In general, stair descent produced greater strains for the femur than ascent. During stair descent, less muscular activities for the hip/knee extensor and hip abductor muscle were found based on the Arnold’s model and static optimization process, the patterns of the estimated muscle forces were similar to the previous studies [10, 18]. This muscle force decrease during stair descent may minimize the muscular protection to the femur [9, 32, 41]. Compared to the previous studies, the principal strains around the sub-trochantic area during stair ascent and descent were much lower than those from Anderson et al. [3] and Aamodt et al. [1] but similar with the walking tests from another study [13], this decrease may partially due to (1) different age groups or population for the subjects (older group vs. young and older combination, older group vs. patients after surgeries), (2) about 25% lower speed (0.84–0.92 m/s) during stair ascent/descent than walking, (3) the difference in the assigned material property/stiffness.

In this study, both compressive and tensile strains were analyzed for the femur. Using bone strains could help future studies analyze loading conditions in a more comprehensive way for other physical activities, which predicts the risk of stress fractures and tests if alternative methods (gait type change) could reduce stress and strain effectively.

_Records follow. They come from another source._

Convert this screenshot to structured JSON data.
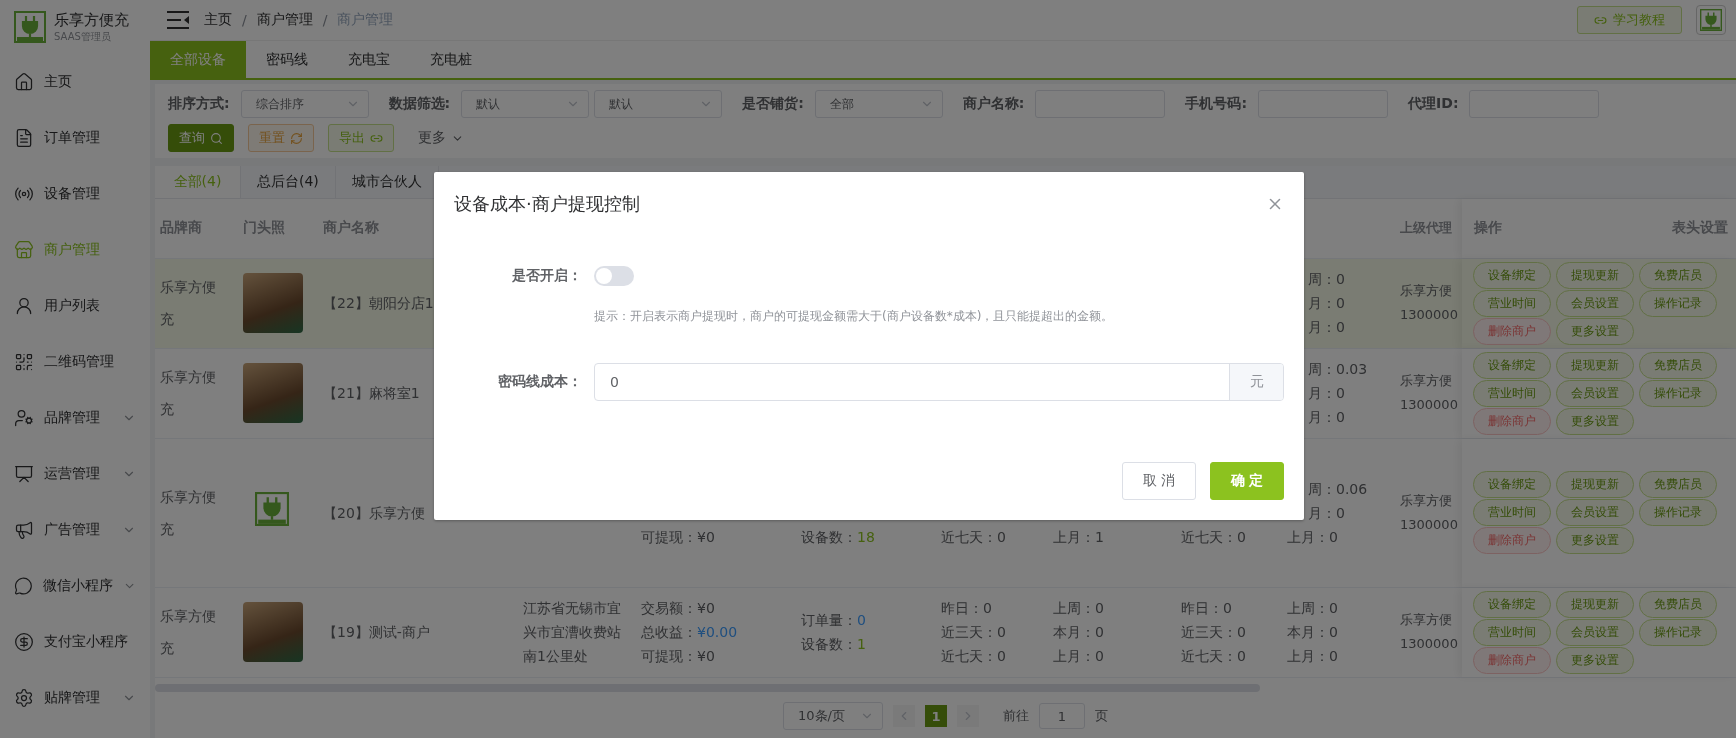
{
  "brand": {
    "name": "乐享方便充",
    "role": "SAAS管理员"
  },
  "sidebar": {
    "items": [
      {
        "label": "主页",
        "selected": false,
        "expandable": false
      },
      {
        "label": "订单管理",
        "selected": false,
        "expandable": false
      },
      {
        "label": "设备管理",
        "selected": false,
        "expandable": false
      },
      {
        "label": "商户管理",
        "selected": true,
        "expandable": false
      },
      {
        "label": "用户列表",
        "selected": false,
        "expandable": false
      },
      {
        "label": "二维码管理",
        "selected": false,
        "expandable": false
      },
      {
        "label": "品牌管理",
        "selected": false,
        "expandable": true
      },
      {
        "label": "运营管理",
        "selected": false,
        "expandable": true
      },
      {
        "label": "广告管理",
        "selected": false,
        "expandable": true
      },
      {
        "label": "微信小程序",
        "selected": false,
        "expandable": true
      },
      {
        "label": "支付宝小程序",
        "selected": false,
        "expandable": false
      },
      {
        "label": "贴牌管理",
        "selected": false,
        "expandable": true
      }
    ]
  },
  "breadcrumb": [
    {
      "label": "主页"
    },
    {
      "separator": "/",
      "label": "商户管理"
    },
    {
      "separator": "/",
      "label": "商户管理"
    }
  ],
  "tutorial_button": "学习教程",
  "device_tabs": [
    {
      "label": "全部设备",
      "selected": true
    },
    {
      "label": "密码线",
      "selected": false
    },
    {
      "label": "充电宝",
      "selected": false
    },
    {
      "label": "充电桩",
      "selected": false
    }
  ],
  "filters": [
    {
      "label": "排序方式:",
      "kind": "select",
      "values": [
        "综合排序"
      ]
    },
    {
      "label": "数据筛选:",
      "kind": "select",
      "values": [
        "默认",
        "默认"
      ]
    },
    {
      "label": "是否铺货:",
      "kind": "select",
      "values": [
        "全部"
      ]
    },
    {
      "label": "商户名称:",
      "kind": "input"
    },
    {
      "label": "手机号码:",
      "kind": "input"
    },
    {
      "label": "代理ID:",
      "kind": "input"
    }
  ],
  "filter_buttons": [
    {
      "label": "查询",
      "kind": "primary"
    },
    {
      "label": "重置",
      "kind": "reset"
    },
    {
      "label": "导出",
      "kind": "export"
    },
    {
      "label": "更多",
      "kind": "more"
    }
  ],
  "sub_tabs": [
    {
      "label": "全部(4)",
      "selected": true
    },
    {
      "label": "总后台(4)",
      "selected": false
    },
    {
      "label": "城市合伙人",
      "selected": false
    }
  ],
  "table": {
    "columns": [
      "品牌商",
      "门头照",
      "商户名称",
      "上级代理",
      "操作"
    ],
    "header_settings": "表头设置",
    "rows": [
      {
        "highlighted": true,
        "brand": "乐享方便充",
        "photo": {
          "kind": "photo"
        },
        "name": "【22】朝阳分店1",
        "stats_4": [
          {
            "text": "周：0",
            "partial": true
          },
          {
            "text": "月：0",
            "partial": true
          },
          {
            "text": "月：0",
            "partial": true
          }
        ],
        "agent": [
          "乐享方便",
          "1300000"
        ],
        "actions": [
          {
            "label": "设备绑定",
            "kind": "normal"
          },
          {
            "label": "提现更新",
            "kind": "normal"
          },
          {
            "label": "免费店员",
            "kind": "normal"
          },
          {
            "label": "营业时间",
            "kind": "normal"
          },
          {
            "label": "会员设置",
            "kind": "normal"
          },
          {
            "label": "操作记录",
            "kind": "normal"
          },
          {
            "label": "删除商户",
            "kind": "danger"
          },
          {
            "label": "更多设置",
            "kind": "normal"
          }
        ]
      },
      {
        "highlighted": false,
        "brand": "乐享方便充",
        "photo": {
          "kind": "photo"
        },
        "name": "【21】麻将室1",
        "stats_4": [
          {
            "text": "周：0.03",
            "partial": true
          },
          {
            "text": "月：0",
            "partial": true
          },
          {
            "text": "月：0",
            "partial": true
          }
        ],
        "agent": [
          "乐享方便",
          "1300000"
        ],
        "actions": [
          {
            "label": "设备绑定",
            "kind": "normal"
          },
          {
            "label": "提现更新",
            "kind": "normal"
          },
          {
            "label": "免费店员",
            "kind": "normal"
          },
          {
            "label": "营业时间",
            "kind": "normal"
          },
          {
            "label": "会员设置",
            "kind": "normal"
          },
          {
            "label": "操作记录",
            "kind": "normal"
          },
          {
            "label": "删除商户",
            "kind": "danger"
          },
          {
            "label": "更多设置",
            "kind": "normal"
          }
        ]
      },
      {
        "highlighted": false,
        "brand": "乐享方便充",
        "photo": {
          "kind": "logo"
        },
        "name": "【20】乐享方便",
        "income": [
          {
            "label": "可提现：",
            "value": "¥0",
            "kind": "plain"
          }
        ],
        "orders": [
          {
            "label": "设备数：",
            "value": "18",
            "kind": "count"
          }
        ],
        "stats_1": [
          {
            "text": "近七天：0",
            "partial": false
          }
        ],
        "stats_2": [
          {
            "text": "上月：1",
            "partial": false
          }
        ],
        "stats_3": [
          {
            "text": "近七天：0",
            "partial": false
          }
        ],
        "stats_4": [
          {
            "text": "周：0.06",
            "partial": true
          },
          {
            "text": "月：0",
            "partial": true
          },
          {
            "text": "上月：0",
            "partial": false
          }
        ],
        "agent": [
          "乐享方便",
          "1300000"
        ],
        "actions": [
          {
            "label": "设备绑定",
            "kind": "normal"
          },
          {
            "label": "提现更新",
            "kind": "normal"
          },
          {
            "label": "免费店员",
            "kind": "normal"
          },
          {
            "label": "营业时间",
            "kind": "normal"
          },
          {
            "label": "会员设置",
            "kind": "normal"
          },
          {
            "label": "操作记录",
            "kind": "normal"
          },
          {
            "label": "删除商户",
            "kind": "danger"
          },
          {
            "label": "更多设置",
            "kind": "normal"
          }
        ]
      },
      {
        "highlighted": false,
        "brand": "乐享方便充",
        "photo": {
          "kind": "photo"
        },
        "name": "【19】测试-商户",
        "address": "江苏省无锡市宜兴市宜漕收费站南1公里处",
        "income": [
          {
            "label": "交易额：",
            "value": "¥0",
            "kind": "plain"
          },
          {
            "label": "总收益：",
            "value": "¥0.00",
            "kind": "link"
          },
          {
            "label": "可提现：",
            "value": "¥0",
            "kind": "plain"
          }
        ],
        "orders": [
          {
            "label": "订单量：",
            "value": "0",
            "kind": "link"
          },
          {
            "label": "设备数：",
            "value": "1",
            "kind": "count"
          }
        ],
        "stats_1": [
          {
            "text": "昨日：0",
            "partial": false
          },
          {
            "text": "近三天：0",
            "partial": false
          },
          {
            "text": "近七天：0",
            "partial": false
          }
        ],
        "stats_2": [
          {
            "text": "上周：0",
            "partial": false
          },
          {
            "text": "本月：0",
            "partial": false
          },
          {
            "text": "上月：0",
            "partial": false
          }
        ],
        "stats_3": [
          {
            "text": "昨日：0",
            "partial": false
          },
          {
            "text": "近三天：0",
            "partial": false
          },
          {
            "text": "近七天：0",
            "partial": false
          }
        ],
        "stats_4": [
          {
            "text": "上周：0",
            "partial": false
          },
          {
            "text": "本月：0",
            "partial": false
          },
          {
            "text": "上月：0",
            "partial": false
          }
        ],
        "agent": [
          "乐享方便",
          "1300000"
        ],
        "actions": [
          {
            "label": "设备绑定",
            "kind": "normal"
          },
          {
            "label": "提现更新",
            "kind": "normal"
          },
          {
            "label": "免费店员",
            "kind": "normal"
          },
          {
            "label": "营业时间",
            "kind": "normal"
          },
          {
            "label": "会员设置",
            "kind": "normal"
          },
          {
            "label": "操作记录",
            "kind": "normal"
          },
          {
            "label": "删除商户",
            "kind": "danger"
          },
          {
            "label": "更多设置",
            "kind": "normal"
          }
        ]
      }
    ]
  },
  "pagination": {
    "page_size": "10条/页",
    "pages": [
      {
        "label": "1",
        "selected": true
      }
    ],
    "goto_label": "前往",
    "goto_value": "1",
    "goto_unit": "页"
  },
  "dialog": {
    "title": "设备成本·商户提现控制",
    "enabled": {
      "label": "是否开启：",
      "on": false
    },
    "hint": "提示：开启表示商户提现时，商户的可提现金额需大于(商户设备数*成本)，且只能提超出的金额。",
    "cost": {
      "label": "密码线成本：",
      "value": "0",
      "unit": "元"
    },
    "buttons": [
      {
        "label": "取 消",
        "kind": "secondary"
      },
      {
        "label": "确 定",
        "kind": "primary"
      }
    ]
  }
}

However, this study has some limitations, and future studies could consider to make some adjustments: (1) the femur model does not incorporate any subject-specific imaging to provide information on bone geometry or density, which might lead to lower loading modulus [25], (2) the body-size scaling across animals [28] may not apply well for the human subjects, using individualized CT or MRI scans could give more accurate prediction, (3) isotropic material properties could lead to overestimation of the tissue stiffness [6], and point load assignment may not accurately reflect the real load conditions, (4) previous studies [13,14,15, 36] guaranteed the accuracy of the proximal femur model, but the femoral shaft (with medullary canal) was not examined, which may lead to some error in the estimation, (5) in the femoral shaft, trabecular structures and the medullary canal were simplified as the solid elements may have influence on the result, (6) potential errors for the estimation from the musculoskeletal model (underestimation of the muscle co-contraction effect) may still exist, the isometric muscle force testing may help validate the results. For future studies, a more individualized femoral neck model (based on CT scans and anisotropic material properties) and subject-specific musculoskeletal model (based on ultrasound) could be used in the testing. With more accurate information for each individual, the individualized preventative methods or training plan could be developed to enhance the health status of older population.